Loehle Temperature Reconstruction

The Loehle Temperature Reconstruction is a narrowly scoped loosely constructed picture that due to its limitations, is deceptive in its depiction of past climate. When placed in context of more strongly validated science it’s weaknesses become more obvious. In that sense, one may go as far as to say the paper, in and of itself, is scientifically inappropriate with regard to what it is claimed to represent.

Loehle Temperature Reconstruction

Loehle Temperature Reconstruction

The most important point in understanding past climate is that single assessments and narrowly scoped research is not sufficient to understand the big picture of climate.

The Loehle temperature reconstruction is inadequate in its assessment and results. The simple fact that his chart is now out there without proper context is a distraction to the relevant contextual science that has survived peer response. Peer review is necessary but not sufficient when examining the validity of data. Loehles work does not hold up to peer response.

“Loehle has issued a correction that fixes the more obvious dating and data treatment issues, but does not change the inappropriate data selection, or the calibration and validation issues.”
– Gavin Schmidt NASA/GISS

What this indicates is that Loehle is willing to leave his flat earth proposal out there for denialists to use to support scientifically unsupportable positions. But in reality it is a paper that will fade into the oblivion of irrelevant science. In the mean time, it wil be used by denialists of AGW to make false claims.

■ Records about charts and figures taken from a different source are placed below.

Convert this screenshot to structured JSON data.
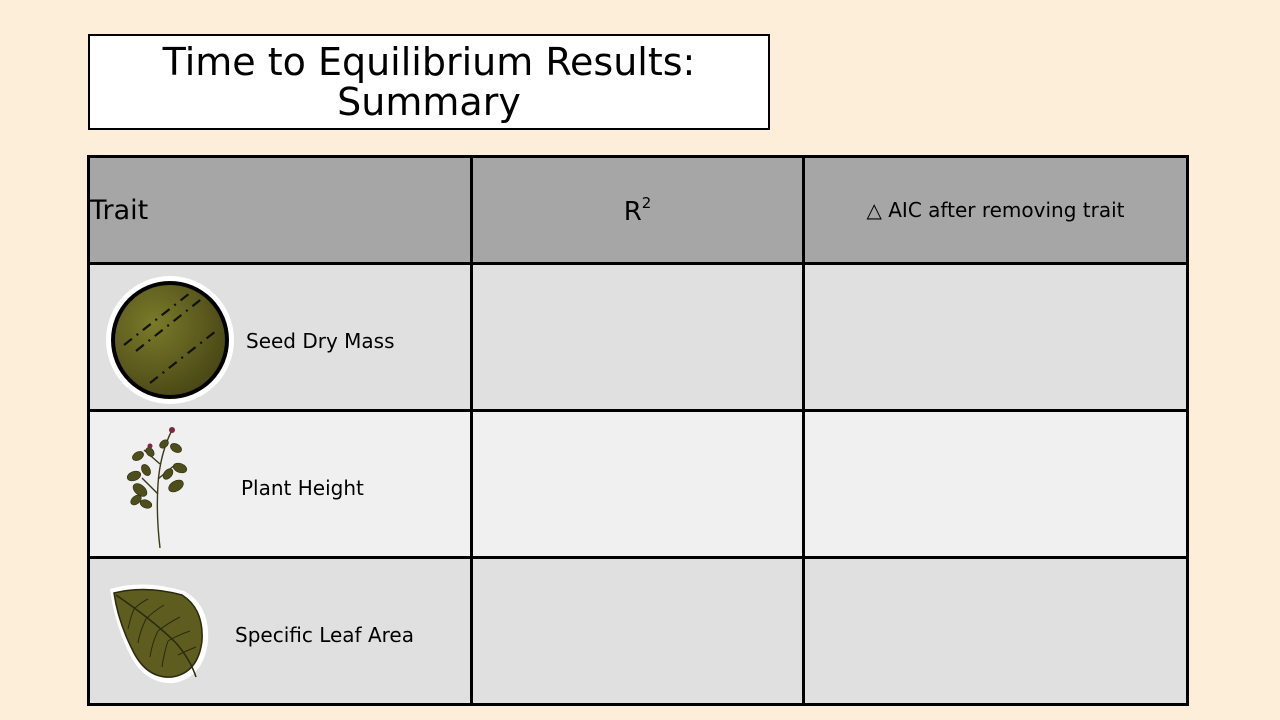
{
  "slide": {
    "title_line1": "Time to Equilibrium Results:",
    "title_line2": "Summary"
  },
  "table": {
    "headers": {
      "trait": "Trait",
      "r2_base": "R",
      "r2_sup": "2",
      "aic": "△ AIC after removing trait"
    },
    "rows": [
      {
        "label": "Seed Dry Mass",
        "icon": "seed-icon",
        "r2": "",
        "aic": ""
      },
      {
        "label": "Plant Height",
        "icon": "plant-icon",
        "r2": "",
        "aic": ""
      },
      {
        "label": "Specific Leaf Area",
        "icon": "leaf-icon",
        "r2": "",
        "aic": ""
      }
    ]
  },
  "colors": {
    "background": "#fdeed9",
    "header_fill": "#a6a6a6",
    "row_fill_dark": "#e0e0e0",
    "row_fill_light": "#f0f0f0",
    "olive": "#5e5c1e"
  }
}
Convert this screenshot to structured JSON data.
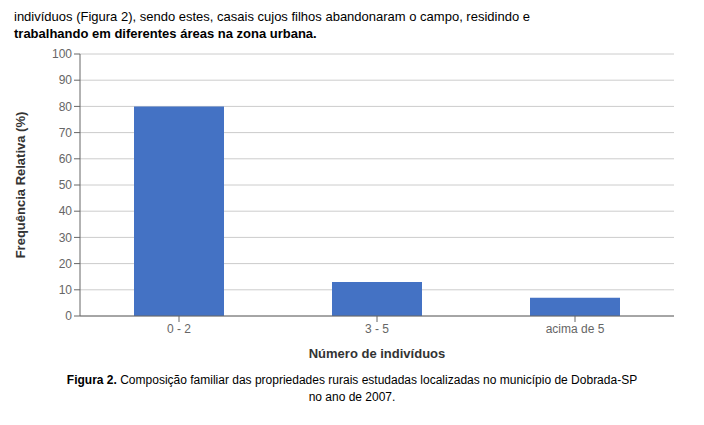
{
  "chart_data": {
    "type": "bar",
    "subtitle": [
      "indivíduos (Figura 2), sendo estes, casais cujos filhos abandonaram o campo, residindo e",
      "trabalhando em diferentes áreas na zona urbana."
    ],
    "title": "Figura 2.",
    "annotations": [
      "Composição familiar das propriedades rurais estudadas localizadas no município de Dobrada-SP",
      "no ano de 2007."
    ],
    "categories": [
      "0  -  2",
      "3  -  5",
      "acima de 5"
    ],
    "values": [
      80,
      13,
      7
    ],
    "color": "#4472C4",
    "xlabel": "Número de indivíduos",
    "ylabel": "Frequência Relativa (%)",
    "ylim": [
      0,
      100
    ],
    "yticks": [
      0,
      10,
      20,
      30,
      40,
      50,
      60,
      70,
      80,
      90,
      100
    ],
    "grid": true
  }
}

Let’s take a look at what Loehle’s paper is based on, and what relevant climates scientists look at when evaluating past climate temperatures from ‘Past reconstructions: problems, pitfalls and progress

“These encompass tree ring width, density and isotopes, some ice cores, corals, and varved lake sediments. The next most useful set of data are sources that have up to decadal resolution but that can still be dated relatively accurately. High- resolution ocean sediment cores can sometimes be found that fit this, as can some cave (speleothem) records and pollen records etc.”
– Gavin Schmidt NASA/GISS

and

“The Loehle paper was published in Energy and Environment – a journal notable only for its rather dubious track record of publishing contrarian musings. The reconstruction itself is based on a network of 18 records that are purportedly local temperature proxies, and we will use those as examples in the points below. More discussion of this paper is available here.”
– Gavin Schmidt NASA/GISS

Overall, the data concentrated on by Loehle seems to have low resolution which does not allow more accurate assessment. He used averages to represent data points. Times scales were misrepresented without reasonable context, he used proxy data with short period calibration with no validating data, he used out of date data, he composited data with different averaging periods, different spatial representation and noise levels and seems to have assigned weighting in a random pattern out of context to better validated reconstructions… all in all a very confused assessment.

To be fair it is difficult to reconstruct past climate, but Loehle seems to have scoped his assessment based on randomness rather than validated proxies. The lack of alignment in time is also a problem.

“What does this imply for Loehle’s reconstruction? Unfortunately, the number of unsuitable series, errors in dating and transcription, combined with a mis-interpretation of what was being averaged, and a lack of validation, do not leave very much to discuss. Of the 18 original records, only 5 are potentially useful for comparing late 20th Century temperatures to medieval times, and they don’t have enough coverage to say anything significant about global trends. It’s not clear to me what impact fixing the various problems would be or what that would imply for the error bars, but as it stands, this reconstruction unfortunately does not add anything to the discussion.”
– Gavin Schmidt NASA/GISS

Summary

It is important to state that if a scientist limits the scope of his analysis, narrows his view, or simply does not include the known relevant factors and scope, he/she can prove almost anything wrong based on such limitation … even that the earth is flat. But in the big picture we know the earth is round and such limited analysis should be ignored. The incorrect nature of the Loehle temperature reconstruction is a disservice to the public and to science in general. One must wonder as to why he would ignore the relevant science?

Climate science is about the ‘big picture’ based on all the ‘little pictures’, not the little picture ignoring the big picture.